Admission is “pay as you can.” Suggested donation is $20. Proceeds will go to support the Boston Chinatown Neighborhood Center.
Among upcoming local library programs with a regional theme, Milton Public Library will host a hybrid — live, plus online — presentation on the history of cranberry growing in southeastern Massachusetts. Connected to a current library exhibition called “Rhapsody in Red: 200 years of Cranberry Growing in Massachusetts,” the talk will be given by cranberry grower Adrienne Kravitz of Bridgewater and sponsored by the Cape Cod Cranberry Growers’ Association. The program, on Thursday, Dec. 1, at 7 p.m., addresses the basics of the state’s cranberry industry and what happens on the bogs during the year’s four seasons.
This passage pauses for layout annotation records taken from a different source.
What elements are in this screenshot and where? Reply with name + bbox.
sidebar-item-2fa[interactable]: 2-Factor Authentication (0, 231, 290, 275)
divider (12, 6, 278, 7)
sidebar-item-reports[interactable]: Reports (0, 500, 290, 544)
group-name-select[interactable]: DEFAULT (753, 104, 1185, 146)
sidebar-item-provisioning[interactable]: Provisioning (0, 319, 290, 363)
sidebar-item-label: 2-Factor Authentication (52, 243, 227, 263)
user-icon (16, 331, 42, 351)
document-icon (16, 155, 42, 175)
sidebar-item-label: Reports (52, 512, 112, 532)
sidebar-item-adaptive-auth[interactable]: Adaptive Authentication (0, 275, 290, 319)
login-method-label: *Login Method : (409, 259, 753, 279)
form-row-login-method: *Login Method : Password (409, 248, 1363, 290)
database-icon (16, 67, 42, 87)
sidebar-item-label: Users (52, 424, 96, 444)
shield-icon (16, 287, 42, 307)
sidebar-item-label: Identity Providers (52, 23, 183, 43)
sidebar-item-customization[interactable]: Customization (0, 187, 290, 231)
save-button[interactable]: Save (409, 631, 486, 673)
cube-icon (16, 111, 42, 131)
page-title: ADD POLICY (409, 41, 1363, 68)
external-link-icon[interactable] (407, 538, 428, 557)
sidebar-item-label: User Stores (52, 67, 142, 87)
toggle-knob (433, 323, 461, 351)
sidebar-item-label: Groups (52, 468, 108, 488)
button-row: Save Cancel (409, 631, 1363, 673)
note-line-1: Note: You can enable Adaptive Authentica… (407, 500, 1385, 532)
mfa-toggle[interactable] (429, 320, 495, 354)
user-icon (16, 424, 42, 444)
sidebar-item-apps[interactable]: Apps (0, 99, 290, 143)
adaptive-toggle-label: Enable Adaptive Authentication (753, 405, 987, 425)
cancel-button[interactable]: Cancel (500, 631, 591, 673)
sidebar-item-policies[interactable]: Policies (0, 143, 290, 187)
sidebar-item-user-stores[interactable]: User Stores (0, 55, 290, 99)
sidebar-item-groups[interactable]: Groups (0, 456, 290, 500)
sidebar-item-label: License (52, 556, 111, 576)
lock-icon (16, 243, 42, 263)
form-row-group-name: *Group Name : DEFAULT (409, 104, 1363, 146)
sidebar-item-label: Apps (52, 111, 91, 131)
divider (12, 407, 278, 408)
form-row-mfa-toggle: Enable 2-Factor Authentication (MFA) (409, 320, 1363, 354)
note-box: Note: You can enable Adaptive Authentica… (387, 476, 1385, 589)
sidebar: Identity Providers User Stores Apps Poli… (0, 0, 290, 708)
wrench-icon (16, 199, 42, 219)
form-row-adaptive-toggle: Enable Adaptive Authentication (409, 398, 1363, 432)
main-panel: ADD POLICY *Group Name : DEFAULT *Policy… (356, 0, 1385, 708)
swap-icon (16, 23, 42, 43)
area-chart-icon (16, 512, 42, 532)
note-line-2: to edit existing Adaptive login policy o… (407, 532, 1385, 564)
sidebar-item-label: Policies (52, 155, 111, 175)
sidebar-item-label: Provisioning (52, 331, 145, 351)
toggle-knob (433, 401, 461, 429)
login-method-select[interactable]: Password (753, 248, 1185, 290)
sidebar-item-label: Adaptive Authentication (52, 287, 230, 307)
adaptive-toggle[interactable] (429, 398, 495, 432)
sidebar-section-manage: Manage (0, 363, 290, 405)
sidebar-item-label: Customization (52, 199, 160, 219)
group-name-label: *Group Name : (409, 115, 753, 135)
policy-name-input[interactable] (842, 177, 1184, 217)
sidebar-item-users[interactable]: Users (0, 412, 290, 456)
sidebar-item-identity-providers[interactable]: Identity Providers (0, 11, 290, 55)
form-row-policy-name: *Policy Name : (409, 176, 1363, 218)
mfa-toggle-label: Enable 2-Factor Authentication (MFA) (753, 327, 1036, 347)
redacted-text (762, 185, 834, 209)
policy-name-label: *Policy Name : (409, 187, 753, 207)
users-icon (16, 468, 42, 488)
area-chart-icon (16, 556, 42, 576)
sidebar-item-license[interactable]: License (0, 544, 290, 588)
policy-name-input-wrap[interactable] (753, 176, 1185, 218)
Advance registration is required. Be sure to indicate whether you’re coming in person or participating via Zoom. The library’s cranberry exhibit will be on display from Dec. 1 through Dec. 31. The exhibit is part of the “Milton Grows” initiative, focused on gardening and sustainability.
On the holiday front, it’s time to turn on the lights at Eleanor Cabot Bradley Estate, a Trustees of Reservations property located in Canton. An award-winning “immersive” holiday light display called “Winterlights,” the display “features hundreds of thousands of lights” along with refreshments and other attractions. Winterlights runs Wednesdays through Sundays, including Friday, Nov. 25, and continues until Jan. 7, from 4:30 to 8:30 p.m.
Tickets must be purchased online, in advance, at thetrustees.org/winterlights/.